愛し愛され愛を知る。【完】
「――という訳で、私の言い方が少し悪かったんです……」

 一旦店を出て人の邪魔にならない所で話をした真彩。それを聞いた理仁は泣きやみかけた悠真を見た。

「悠真、ママに怒られのは嫌か?」
「……うん」
「けどな、ママは理由(わけ)も無く怒ったりはしてねぇんだ。怒る時は悠真が良くない事をしたからだってのは、分かるか?」
「…………うん」
「そうか、偉いな。それなら、怒られた時は泣くんじゃなくて、どうするか分かるか?」
「………………うん」

 理仁に諭された悠真は頷くと真彩の方を向いて、

「ママ……ごめんね……」

 そう、瞳に涙を溜めながら謝った。

「ううん、ママの方こそごめんね。

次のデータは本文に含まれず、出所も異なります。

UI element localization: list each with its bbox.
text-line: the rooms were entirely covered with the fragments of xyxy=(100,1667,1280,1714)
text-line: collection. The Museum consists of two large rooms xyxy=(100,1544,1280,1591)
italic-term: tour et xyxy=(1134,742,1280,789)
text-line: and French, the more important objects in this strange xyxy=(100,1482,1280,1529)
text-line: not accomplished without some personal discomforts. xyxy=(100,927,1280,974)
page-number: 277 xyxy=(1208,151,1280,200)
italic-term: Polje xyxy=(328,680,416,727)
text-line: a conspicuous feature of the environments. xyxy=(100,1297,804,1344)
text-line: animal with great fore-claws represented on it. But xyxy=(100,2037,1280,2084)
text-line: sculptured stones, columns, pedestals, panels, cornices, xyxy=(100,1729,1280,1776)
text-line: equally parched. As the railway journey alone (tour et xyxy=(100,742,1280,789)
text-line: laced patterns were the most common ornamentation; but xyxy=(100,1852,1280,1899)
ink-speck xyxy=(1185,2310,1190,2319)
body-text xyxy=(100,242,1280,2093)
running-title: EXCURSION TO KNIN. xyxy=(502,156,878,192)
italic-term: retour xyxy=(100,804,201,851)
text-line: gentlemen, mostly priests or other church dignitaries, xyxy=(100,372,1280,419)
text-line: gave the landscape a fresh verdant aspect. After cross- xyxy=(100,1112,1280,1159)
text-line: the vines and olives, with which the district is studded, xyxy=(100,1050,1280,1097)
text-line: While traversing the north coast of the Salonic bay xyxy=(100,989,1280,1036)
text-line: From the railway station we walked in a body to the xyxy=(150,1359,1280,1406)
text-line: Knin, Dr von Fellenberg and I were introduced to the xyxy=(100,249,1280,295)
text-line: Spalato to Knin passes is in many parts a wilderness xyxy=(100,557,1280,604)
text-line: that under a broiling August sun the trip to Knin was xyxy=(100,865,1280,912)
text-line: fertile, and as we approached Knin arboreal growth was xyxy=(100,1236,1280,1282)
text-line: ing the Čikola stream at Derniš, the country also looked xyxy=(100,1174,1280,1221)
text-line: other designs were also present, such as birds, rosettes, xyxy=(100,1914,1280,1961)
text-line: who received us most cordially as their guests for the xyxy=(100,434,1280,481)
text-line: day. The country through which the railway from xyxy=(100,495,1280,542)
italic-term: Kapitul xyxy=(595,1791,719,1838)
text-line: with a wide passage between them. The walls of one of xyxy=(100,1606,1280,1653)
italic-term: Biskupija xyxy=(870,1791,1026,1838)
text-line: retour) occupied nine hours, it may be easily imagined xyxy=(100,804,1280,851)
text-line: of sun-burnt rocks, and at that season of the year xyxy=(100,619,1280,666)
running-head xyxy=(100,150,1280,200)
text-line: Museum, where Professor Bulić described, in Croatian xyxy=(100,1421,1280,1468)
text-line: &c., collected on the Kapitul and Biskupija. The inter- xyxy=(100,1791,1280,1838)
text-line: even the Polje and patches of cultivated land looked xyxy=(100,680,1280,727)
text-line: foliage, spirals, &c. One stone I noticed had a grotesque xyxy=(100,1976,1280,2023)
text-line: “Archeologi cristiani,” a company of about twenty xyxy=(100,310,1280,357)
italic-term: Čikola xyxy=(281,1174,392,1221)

玩具、一緒に選ぼうか」
「うん!」

 理仁によって悠真と真彩は和解し、二人の間に笑顔が戻る。

「よし、じゃあ玩具売り場に戻るぞ。ほら、真彩」

 悠真を左腕で抱いたままの理仁は空いている右手を差し出す。

「……は、はい」

 それが手を繋ごうという合図だと理解した真彩は少し気恥ずかしくなりながらも自身の左手を伸ばすと、理仁から指を絡めて来たので体温が一気に上がっていくのを感じていた。